With the Wall Street line and political hype of the economy rebounding, barely mentioned, and mostly hidden, is the fact that U.S. banks’ profits in the aggregate fell 69.6 percent, down to $18.5 billion, from the quarter a year previous, the Federal Deposit Insurance Corporation reported.
Half of all banks reported falling profits and 7.3 percent of the institutions reported losing money.
The downtrend continues.
“Deteriorating economic activity” prompted banks to write off bad debts and set aside billions to offset possible additional losses in the months ahead, the F.D.I.C. noted, as millions of unemployed workers burn through savings and federal stimulus money and are left unable to pay bills.
Banks wrote off 15 percent more loans in the quarter than a year earlier, driven largely by an 87-percent increase in commercial and industrial loans that were scratched off.
TRENDPOST: Across the pond, HSBC Holdings, parent company of the world’s seventh largest bank, will trigger its plan announced in February to cut 35,000 jobs.
The cuts were postponed in March as “all hands on deck” were needed to keep the company functioning during the global economic shutdown.
The company reaffirmed its plan to sell its French banking division and halve its U.S. investment banking business, including closing about 70 of its 229 U.S. offices.

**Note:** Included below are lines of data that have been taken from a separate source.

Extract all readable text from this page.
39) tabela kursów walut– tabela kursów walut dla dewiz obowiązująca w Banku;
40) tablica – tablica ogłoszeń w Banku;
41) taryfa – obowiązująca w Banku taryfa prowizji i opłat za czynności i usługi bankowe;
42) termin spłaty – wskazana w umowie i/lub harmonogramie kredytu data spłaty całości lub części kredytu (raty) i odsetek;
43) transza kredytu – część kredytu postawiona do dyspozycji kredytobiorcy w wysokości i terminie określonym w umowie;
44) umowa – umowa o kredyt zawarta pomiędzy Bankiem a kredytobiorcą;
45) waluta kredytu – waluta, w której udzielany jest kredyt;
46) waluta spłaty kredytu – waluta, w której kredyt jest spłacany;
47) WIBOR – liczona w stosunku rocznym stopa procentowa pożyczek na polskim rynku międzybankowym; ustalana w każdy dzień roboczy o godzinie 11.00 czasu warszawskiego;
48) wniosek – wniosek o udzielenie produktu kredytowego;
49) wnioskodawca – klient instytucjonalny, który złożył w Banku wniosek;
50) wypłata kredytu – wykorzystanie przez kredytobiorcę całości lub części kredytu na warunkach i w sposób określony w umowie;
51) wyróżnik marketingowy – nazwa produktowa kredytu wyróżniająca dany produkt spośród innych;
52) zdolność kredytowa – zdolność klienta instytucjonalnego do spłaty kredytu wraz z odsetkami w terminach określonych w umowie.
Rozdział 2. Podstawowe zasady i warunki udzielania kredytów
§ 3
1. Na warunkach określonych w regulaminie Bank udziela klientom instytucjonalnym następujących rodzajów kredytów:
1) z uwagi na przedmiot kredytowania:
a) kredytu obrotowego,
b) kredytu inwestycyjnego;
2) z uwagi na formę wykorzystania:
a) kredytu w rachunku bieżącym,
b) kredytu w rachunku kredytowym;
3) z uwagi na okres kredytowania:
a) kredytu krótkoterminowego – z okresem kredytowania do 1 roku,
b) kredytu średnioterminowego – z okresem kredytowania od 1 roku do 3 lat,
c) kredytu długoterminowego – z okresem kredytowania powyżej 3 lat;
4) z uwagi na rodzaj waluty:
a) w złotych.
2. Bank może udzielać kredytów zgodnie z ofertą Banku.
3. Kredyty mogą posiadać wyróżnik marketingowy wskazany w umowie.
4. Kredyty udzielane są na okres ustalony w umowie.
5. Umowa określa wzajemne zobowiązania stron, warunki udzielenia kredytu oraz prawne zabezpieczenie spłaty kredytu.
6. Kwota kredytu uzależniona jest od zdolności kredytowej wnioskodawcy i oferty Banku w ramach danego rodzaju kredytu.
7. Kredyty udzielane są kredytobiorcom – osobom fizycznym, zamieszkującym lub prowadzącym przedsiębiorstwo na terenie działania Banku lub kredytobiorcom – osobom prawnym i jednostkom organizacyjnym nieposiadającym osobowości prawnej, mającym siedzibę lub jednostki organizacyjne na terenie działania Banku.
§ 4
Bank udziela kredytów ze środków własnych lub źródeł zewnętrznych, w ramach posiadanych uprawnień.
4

The job cuts and change of focus were “always a question of not if, but when,” CEO Noel Quinn wrote in a note to employees. “The measures we announced in February are even more necessary today.”
HSBC’s $1.79-billion first-quarter profit this year was 57 percent below that of a year earlier and resulted, in part, from a $3-billion reserve the bank set aside to cover loans that might have gone bad during the economic lockdown.
HSBC has supported China’s new civil liberties restrictions on citizens of Hong Kong, which has created controversy in Europe and the U.S. China and Hong Kong are the bank’s two main profit centers.